With its picturesque route and bickering trio, Sadak 2 begins to resemble a Bollywood road comedy. Yet, this is no Piku, Karwaan or 3 Idiots. Aarya is on the run from her family. Her father, a rich industrialist, has fallen in with a vicious godman (Makarand Deshpande). She holds ‘Guruji’ responsible for her mother’s death, and was leading an internet campaign against him when she was ambushed and falsely institutionalised. She broke out promptly, and is en route to fulfill her mother’s last wish: to call in her 21st birthday in Kailash, the snowy abode of Lord Shiva.

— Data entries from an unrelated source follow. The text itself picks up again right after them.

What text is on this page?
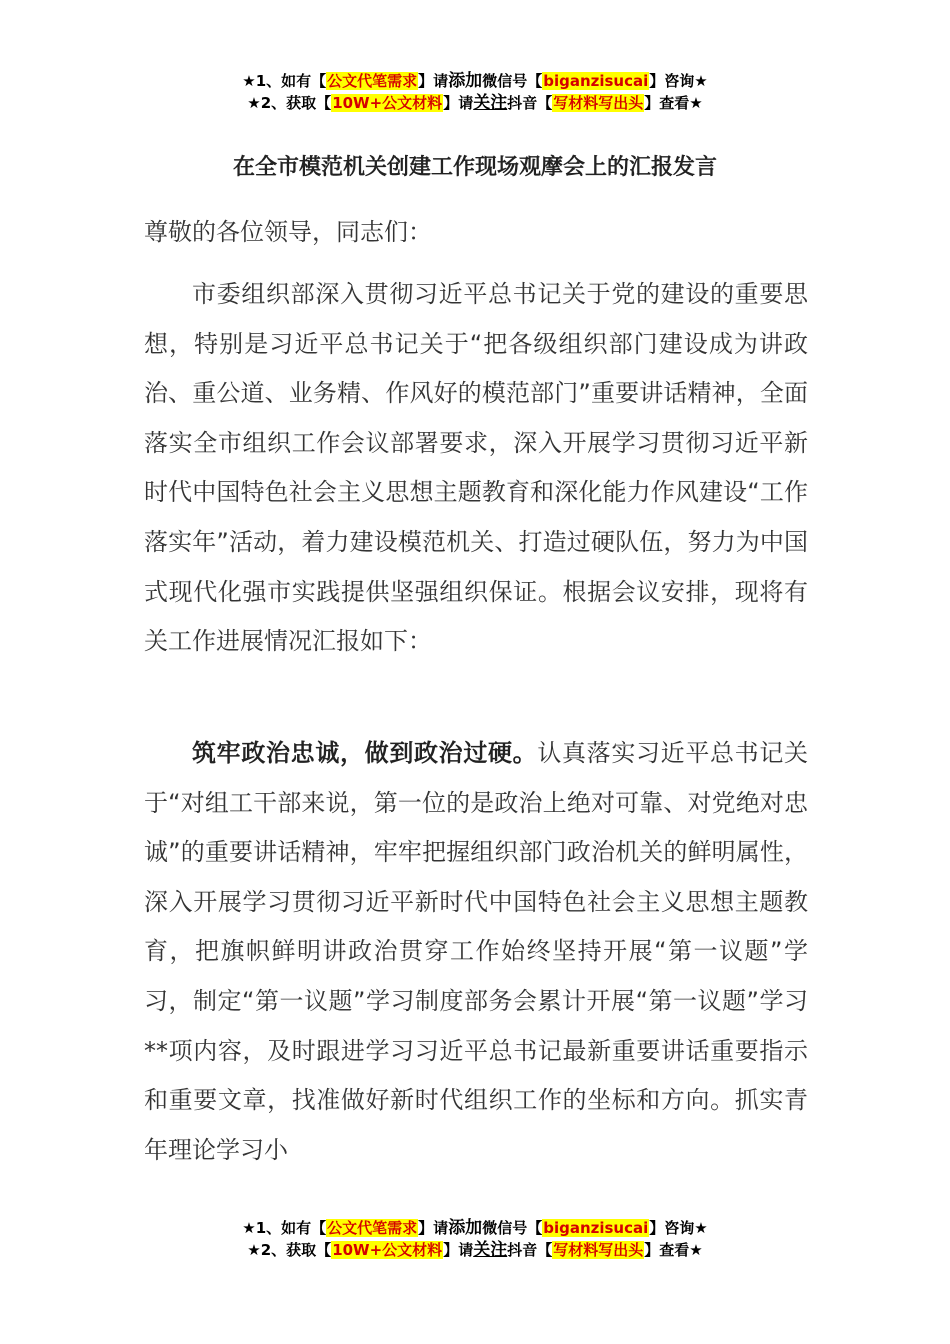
★1、如有【公文代笔需求】请添加微信号【biganzisucai】咨询★
★2、获取【10W+公文材料】请关注抖音【写材料写出头】查看★
在全市模范机关创建工作现场观摩会上的汇报发言

尊敬的各位领导，同志们：

市委组织部深入贯彻习近平总书记关于党的建设的重要思想，特别是习近平总书记关于“把各级组织部门建设成为讲政治、重公道、业务精、作风好的模范部门”重要讲话精神，全面落实全市组织工作会议部署要求，深入开展学习贯彻习近平新时代中国特色社会主义思想主题教育和深化能力作风建设“工作落实年”活动，着力建设模范机关、打造过硬队伍，努力为中国式现代化强市实践提供坚强组织保证。根据会议安排，现将有关工作进展情况汇报如下：

筑牢政治忠诚，做到政治过硬。认真落实习近平总书记关于“对组工干部来说，第一位的是政治上绝对可靠、对党绝对忠诚”的重要讲话精神，牢牢把握组织部门政治机关的鲜明属性，深入开展学习贯彻习近平新时代中国特色社会主义思想主题教育，把旗帜鲜明讲政治贯穿工作始终坚持开展“第一议题”学习，制定“第一议题”学习制度部务会累计开展“第一议题”学习**项内容，及时跟进学习习近平总书记最新重要讲话重要指示和重要文章，找准做好新时代组织工作的坐标和方向。抓实青年理论学习小

★1、如有【公文代笔需求】请添加微信号【biganzisucai】咨询★
★2、获取【10W+公文材料】请关注抖音【写材料写出头】查看★
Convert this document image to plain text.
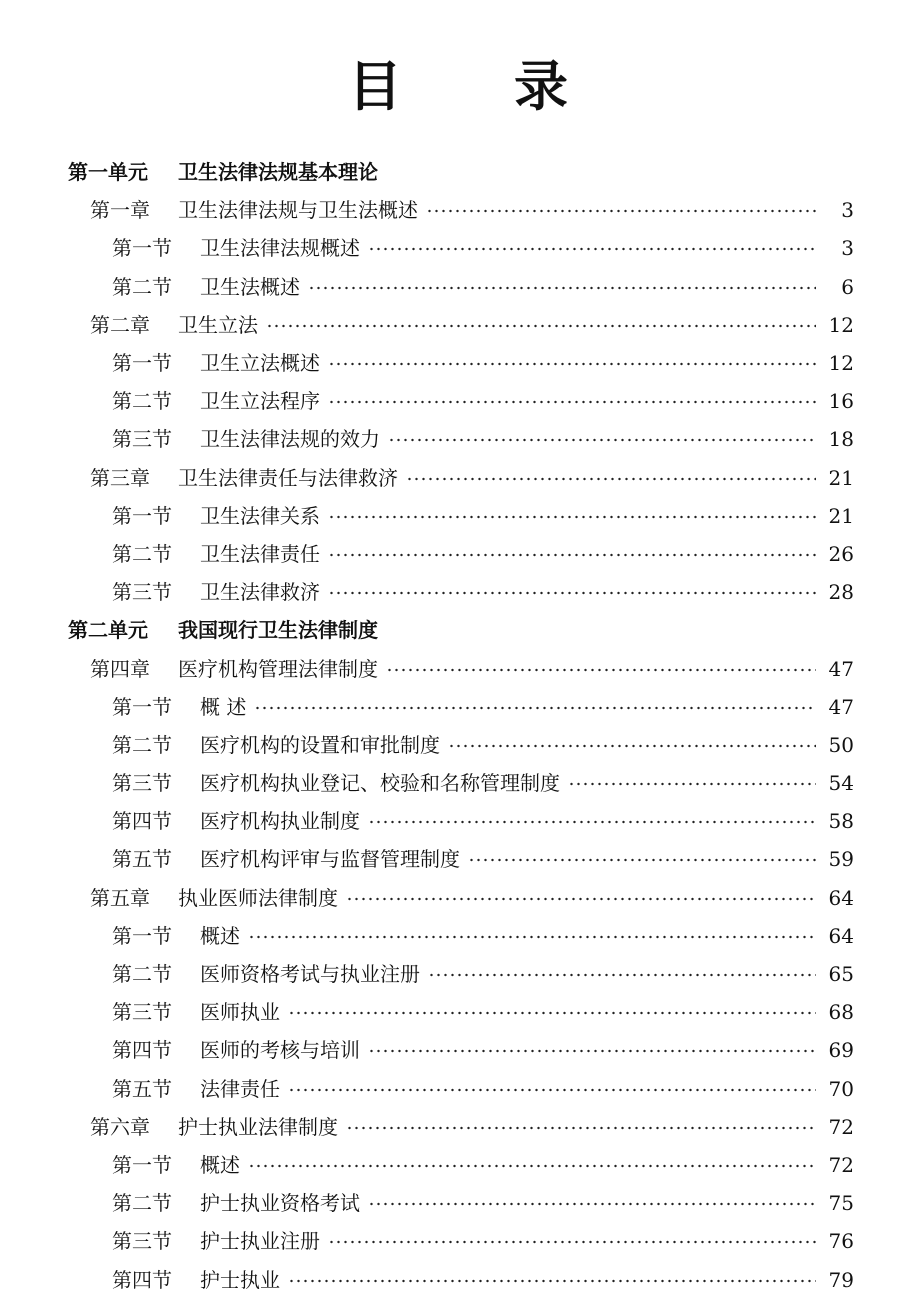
目 录
第一单元	卫生法律法规基本理论
第一章	卫生法律法规与卫生法概述	3
第一节	卫生法律法规概述	3
第二节	卫生法概述	6
第二章	卫生立法	12
第一节	卫生立法概述	12
第二节	卫生立法程序	16
第三节	卫生法律法规的效力	18
第三章	卫生法律责任与法律救济	21
第一节	卫生法律关系	21
第二节	卫生法律责任	26
第三节	卫生法律救济	28
第二单元	我国现行卫生法律制度
第四章	医疗机构管理法律制度	47
第一节	概 述	47
第二节	医疗机构的设置和审批制度	50
第三节	医疗机构执业登记、校验和名称管理制度	54
第四节	医疗机构执业制度	58
第五节	医疗机构评审与监督管理制度	59
第五章	执业医师法律制度	64
第一节	概述	64
第二节	医师资格考试与执业注册	65
第三节	医师执业	68
第四节	医师的考核与培训	69
第五节	法律责任	70
第六章	护士执业法律制度	72
第一节	概述	72
第二节	护士执业资格考试	75
第三节	护士执业注册	76
第四节	护士执业	79
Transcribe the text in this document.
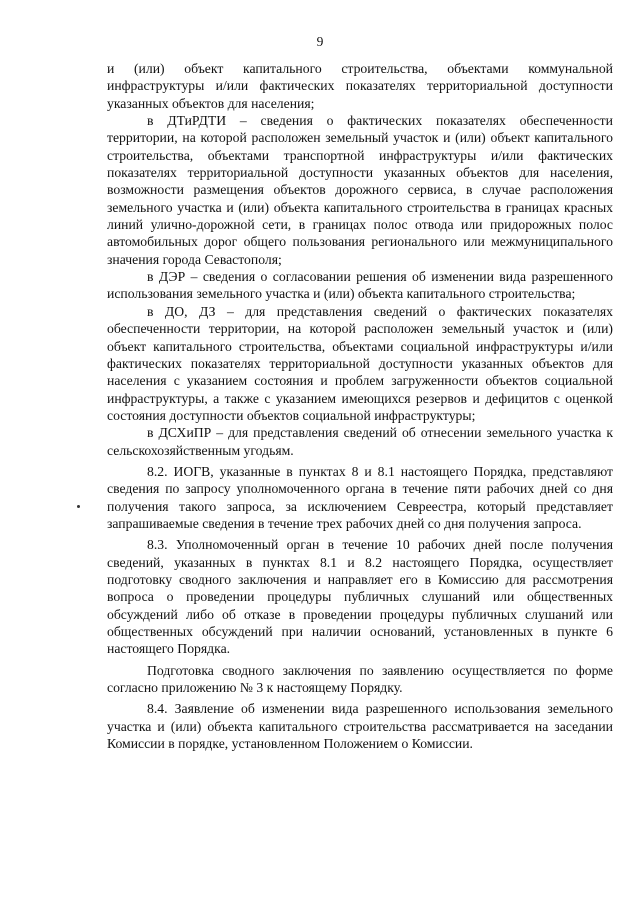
9

и (или) объект капитального строительства, объектами коммунальной инфраструктуры и/или фактических показателях территориальной доступности указанных объектов для населения;

в ДТиРДТИ – сведения о фактических показателях обеспеченности территории, на которой расположен земельный участок и (или) объект капитального строительства, объектами транспортной инфраструктуры и/или фактических показателях территориальной доступности указанных объектов для населения, возможности размещения объектов дорожного сервиса, в случае расположения земельного участка и (или) объекта капитального строительства в границах красных линий улично-дорожной сети, в границах полос отвода или придорожных полос автомобильных дорог общего пользования регионального или межмуниципального значения города Севастополя;

в ДЭР – сведения о согласовании решения об изменении вида разрешенного использования земельного участка и (или) объекта капитального строительства;

в ДО, ДЗ – для представления сведений о фактических показателях обеспеченности территории, на которой расположен земельный участок и (или) объект капитального строительства, объектами социальной инфраструктуры и/или фактических показателях территориальной доступности указанных объектов для населения с указанием состояния и проблем загруженности объектов социальной инфраструктуры, а также с указанием имеющихся резервов и дефицитов с оценкой состояния доступности объектов социальной инфраструктуры;

в ДСХиПР – для представления сведений об отнесении земельного участка к сельскохозяйственным угодьям.

8.2. ИОГВ, указанные в пунктах 8 и 8.1 настоящего Порядка, представляют сведения по запросу уполномоченного органа в течение пяти рабочих дней со дня получения такого запроса, за исключением Севреестра, который представляет запрашиваемые сведения в течение трех рабочих дней со дня получения запроса.

8.3. Уполномоченный орган в течение 10 рабочих дней после получения сведений, указанных в пунктах 8.1 и 8.2 настоящего Порядка, осуществляет подготовку сводного заключения и направляет его в Комиссию для рассмотрения вопроса о проведении процедуры публичных слушаний или общественных обсуждений либо об отказе в проведении процедуры публичных слушаний или общественных обсуждений при наличии оснований, установленных в пункте 6 настоящего Порядка.

Подготовка сводного заключения по заявлению осуществляется по форме согласно приложению № 3 к настоящему Порядку.

8.4. Заявление об изменении вида разрешенного использования земельного участка и (или) объекта капитального строительства рассматривается на заседании Комиссии в порядке, установленном Положением о Комиссии.
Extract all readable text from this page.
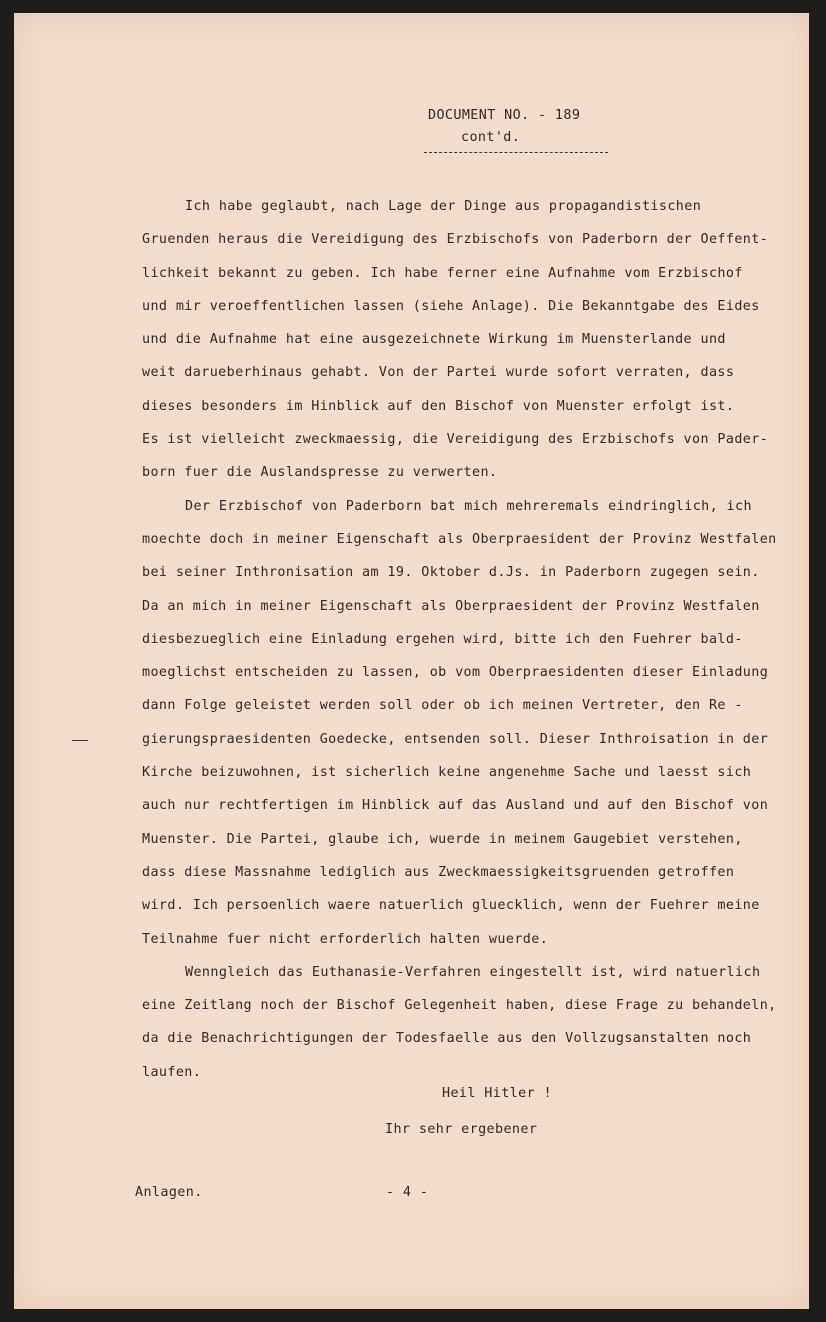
DOCUMENT NO. - 189
cont'd.
Ich habe geglaubt, nach Lage der Dinge aus propagandistischen
Gruenden heraus die Vereidigung des Erzbischofs von Paderborn der Oeffent-
lichkeit bekannt zu geben. Ich habe ferner eine Aufnahme vom Erzbischof
und mir veroeffentlichen lassen (siehe Anlage). Die Bekanntgabe des Eides
und die Aufnahme hat eine ausgezeichnete Wirkung im Muensterlande und
weit darueberhinaus gehabt. Von der Partei wurde sofort verraten, dass
dieses besonders im Hinblick auf den Bischof von Muenster erfolgt ist.
Es ist vielleicht zweckmaessig, die Vereidigung des Erzbischofs von Pader-
born fuer die Auslandspresse zu verwerten.
Der Erzbischof von Paderborn bat mich mehreremals eindringlich, ich
moechte doch in meiner Eigenschaft als Oberpraesident der Provinz Westfalen
bei seiner Inthronisation am 19. Oktober d.Js. in Paderborn zugegen sein.
Da an mich in meiner Eigenschaft als Oberpraesident der Provinz Westfalen
diesbezueglich eine Einladung ergehen wird, bitte ich den Fuehrer bald-
moeglichst entscheiden zu lassen, ob vom Oberpraesidenten dieser Einladung
dann Folge geleistet werden soll oder ob ich meinen Vertreter, den Re -
gierungspraesidenten Goedecke, entsenden soll. Dieser Inthroisation in der
Kirche beizuwohnen, ist sicherlich keine angenehme Sache und laesst sich
auch nur rechtfertigen im Hinblick auf das Ausland und auf den Bischof von
Muenster. Die Partei, glaube ich, wuerde in meinem Gaugebiet verstehen,
dass diese Massnahme lediglich aus Zweckmaessigkeitsgruenden getroffen
wird. Ich persoenlich waere natuerlich gluecklich, wenn der Fuehrer meine
Teilnahme fuer nicht erforderlich halten wuerde.
Wenngleich das Euthanasie-Verfahren eingestellt ist, wird natuerlich
eine Zeitlang noch der Bischof Gelegenheit haben, diese Frage zu behandeln,
da die Benachrichtigungen der Todesfaelle aus den Vollzugsanstalten noch
laufen.
Heil Hitler !
Ihr sehr ergebener
Anlagen.	- 4 -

This is Mahesh Bhatt’s return as a director after two decades. His last film, Kartoos, was released in 1999. In the meantime, Bhatt has spawned a legacy of films under his banner, Vishesh Films. Sadak 2 feels like a culmination of all those styles: broody romance (Gangster, Aashiqui 2), campy thriller (Sangharsh, Murder), and even horror (the black-robed cultists look minted for the Raaz franchise). Bhatt was once a social director, and Sadak 2 also wrestles with the thorny subject of blind faith. The result is a tonal mismatch that’s infuriating, like several roadblocks on a freeway.

Also, on the topic of blind faith, it’s about time Bollywood writers stopped hedging their bets. Aarya says she’s determined to expose Guruji’s cult. Her campaign is called ‘India Fights Fake Gurus’, and while she distributes handbills and openly calls out her trolls, she is very much a believer at heart. “God is on our side,” she shouts at a thug. “On this street.” Which would still be fine, but then she pushes it in one scene. Trying to get Ravi’s mind off suicide, she blabbers something about life being a divine gift — the kind of silly platitude that gets thrown around as mental health advice.

Alia Bhatt suffers in an inadequate role. The plot, twisting and turning every ten minutes, severely limits her scope. The film bases its action on the emotional pull between Aarya and Ravi. It’s a simple ploy: James Goldman’s Logan and the video-game The Last of Us remain masterworks in the genre. Sanjay Dutt tries to bring both menace and heart, but is weighed down by scrappy fight scenes and hammy lines. The biggest letdown, still, is the villain: Makarand Deshpande abruptly throwing his hands up in the air, as though surrendering to invisible cops.

Sadak 2 rides its luck and ends up short. The roads were plenty to a worthy sequel. This one, though, is a dead-end.